Technology’s role in healthcare quickly evolving amid COVID-19 pandemic
Telehealth, AI and real-time innovation are traversing new ways of work
April 14, 2020 | By: Devin Elliott
Navigating the implications of the COVID-19 pandemic is unprecedented. Our first and foremost priorities are ensuring we’re supporting our employees, consultants and clients across the globe. As a full-stack technology and talent partner, we want to share our experience and offer support in how to alleviate the uncertainty around business continuity as many organizations shift to a primarily remote workforce for a period of time.
Healthcare has been thrust into the global spotlight. In the past few weeks, this industry has been asked to proactively manage and react to the ever-evolving challenges of COVID-19. As we talk with our healthcare customers through this time, we’re seeing a few key trends in how plans and providers are leveraging technology to combat this pandemic while mobilizing to take action.
Telehealth and virtual triage
Many health systems are being overwhelmed with questions, requests and needs from concerned patients and citizens. Among government and public health directives for social distancing, practices and providers are quickly pivoting to telehealth as much as possible to meet and provide care to existing patients. With HIPAA-compliant virtual appointments, medical providers can provide real-time care to patients without requiring an in-office visit; online sessions require a smart phone, tablet or computer with a camera. As more providers turn to telehealth, strategy, operations support and platform adoption is being prioritized to make care seamless.
Moreover, the healthcare industry is looking to technology to automate and alleviate the burden on already strained resources. Whether that’s enhancing digital services or leveraging AI and chatbots, they’re looking for efficient and effective ways to quickly deliver answers to concerned citizens so healthcare providers can focus on patient care.
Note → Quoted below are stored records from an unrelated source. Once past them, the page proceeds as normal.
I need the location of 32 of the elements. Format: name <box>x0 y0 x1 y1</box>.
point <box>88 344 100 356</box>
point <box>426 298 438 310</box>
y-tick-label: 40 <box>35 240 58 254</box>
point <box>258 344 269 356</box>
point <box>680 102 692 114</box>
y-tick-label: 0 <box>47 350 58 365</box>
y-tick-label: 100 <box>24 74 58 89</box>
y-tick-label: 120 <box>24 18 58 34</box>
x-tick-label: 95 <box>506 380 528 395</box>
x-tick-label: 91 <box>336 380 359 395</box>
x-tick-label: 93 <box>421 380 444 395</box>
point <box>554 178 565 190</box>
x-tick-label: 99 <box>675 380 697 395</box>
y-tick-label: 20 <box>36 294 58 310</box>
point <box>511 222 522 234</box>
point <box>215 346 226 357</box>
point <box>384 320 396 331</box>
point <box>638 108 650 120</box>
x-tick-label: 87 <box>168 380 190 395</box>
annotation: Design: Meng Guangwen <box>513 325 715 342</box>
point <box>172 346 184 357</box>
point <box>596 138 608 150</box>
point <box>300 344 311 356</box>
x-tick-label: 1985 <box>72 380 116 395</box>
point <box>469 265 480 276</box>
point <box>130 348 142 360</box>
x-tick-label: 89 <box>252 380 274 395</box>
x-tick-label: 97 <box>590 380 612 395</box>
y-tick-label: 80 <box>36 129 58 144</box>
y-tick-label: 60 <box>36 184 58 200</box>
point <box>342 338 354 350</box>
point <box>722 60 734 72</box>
Adopting and supporting remote work personnel
As many industries and companies move to online work-from-home models, video-based technology is seeing rapid adoption. A lot of the nonclinical healthcare workforce is likely getting a fast introduction to a remote work environment. Maintaining operations and support for their essential colleagues and practitioners on the front lines is critical. Healthcare plans and providers are scaling and investing in the technology and infrastructure to sustain a large remote workforce—gaining network access, setting up VPN, responding to service desk tickets, implementing identity access management and providing workers with the collaboration tools required to effectively perform their jobs from home. Growing pains are to be expected and responding to the needs of workers and technology postimplementation is paramount.
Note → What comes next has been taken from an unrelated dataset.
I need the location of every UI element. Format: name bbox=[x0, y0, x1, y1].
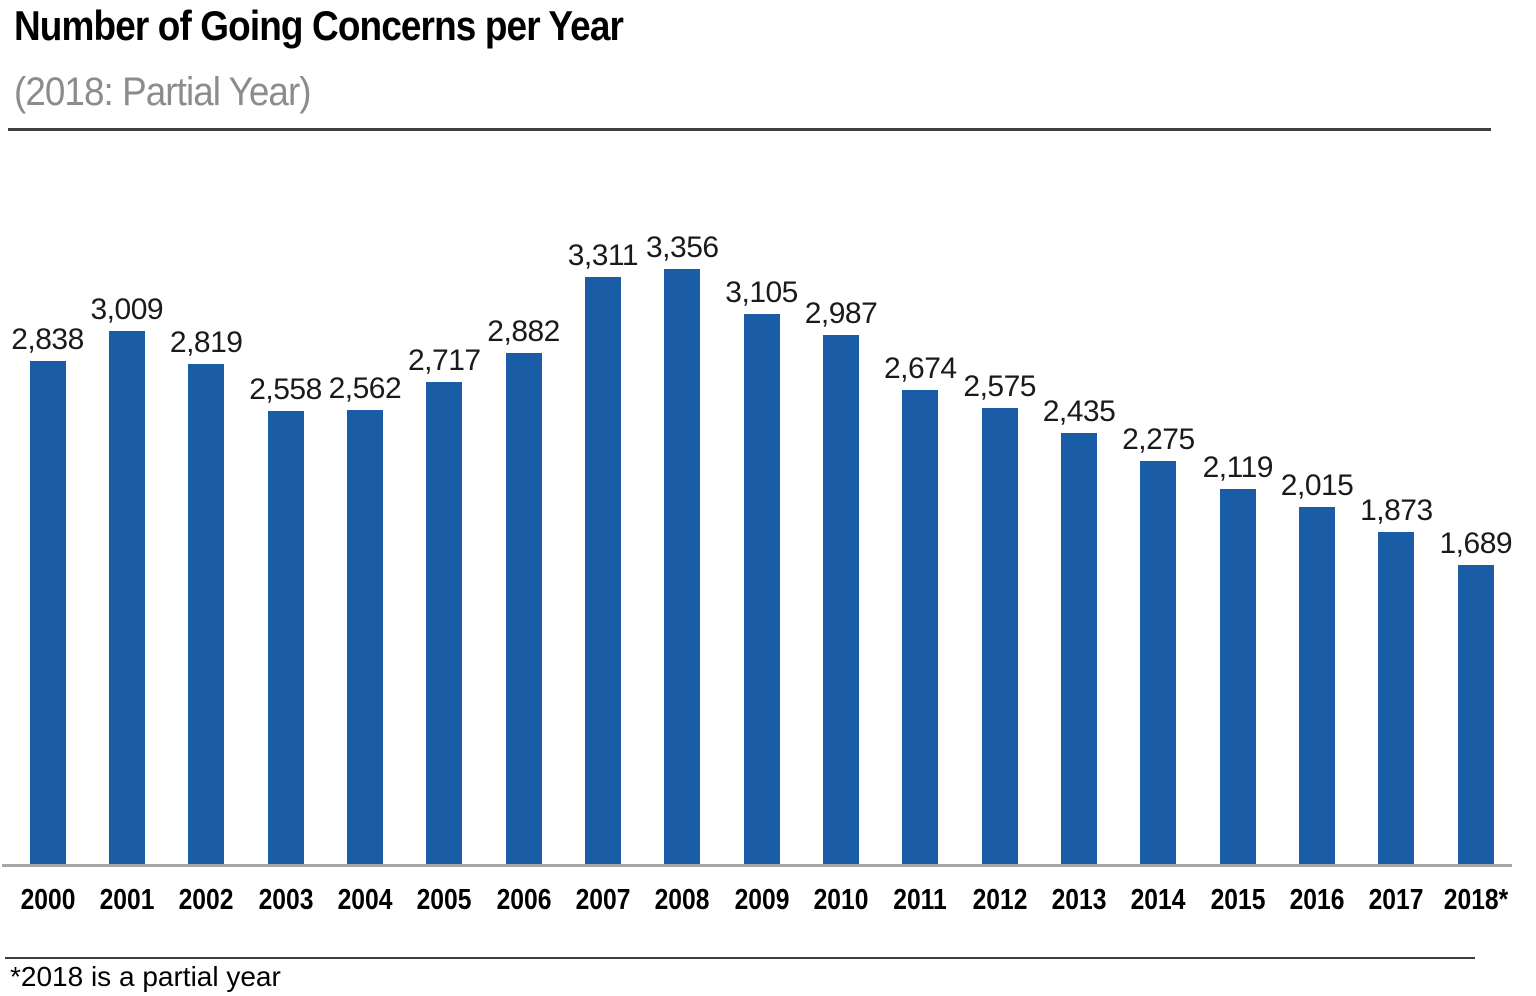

As an industry that hasn’t been the quickest to adopt new technologies, the more forward-thinking providers are noticeably ahead of the game, while other systems are taking quick action to accelerate implementation and adoption of tools and modern workplace practices.
Keeping pace with data demands
In a public health crisis, healthcare providers need to respond to government-mandated reporting. Now more than ever, they’re looking to leverage their electronic medical record systems and BI platforms, like Power BI and Tableau, for predictive modeling and assessing future threats to help them secure and allocate the equipment, staff and resources required. With reports being pulled on a near daily basis per CDC regulations (e.g., bed utilization, infection rates), data analytics platforms are essential to providing insight into the current and anticipated course of the pandemic.
Pivoting into the unknown
In terms of where we go from here? That’s yet to be known. Just last month, healthcare organizations were forging ahead with 2020 plans, entrenched in projects. Obviously, a lot is on hold as resources are reallocated to the area of most need—combatting the COVID-19 pandemic. We’re seeing a push–pull dynamic as organizations figure out a new normal in very abnormal times. One thing is certain, there’s no right answer—healthcare is taking on COVID-19 on the front lines in addition to facing challenges—business continuity, organizational agility, resilience—that all organizations are dealing with right now. As the situation continues to evolve, it is likely that healthcare leaders will continue to look to technology for solutions.
Devin Elliott is a healthcare services account lead at TEKsystems. He partners with various healthcare payers, providers and technology organizations across the greater Philadelphia area to help with their business and IT challenges through a broad scope of technology consulting services—digital transformation, data analytics and insights and enterprise life cycle management.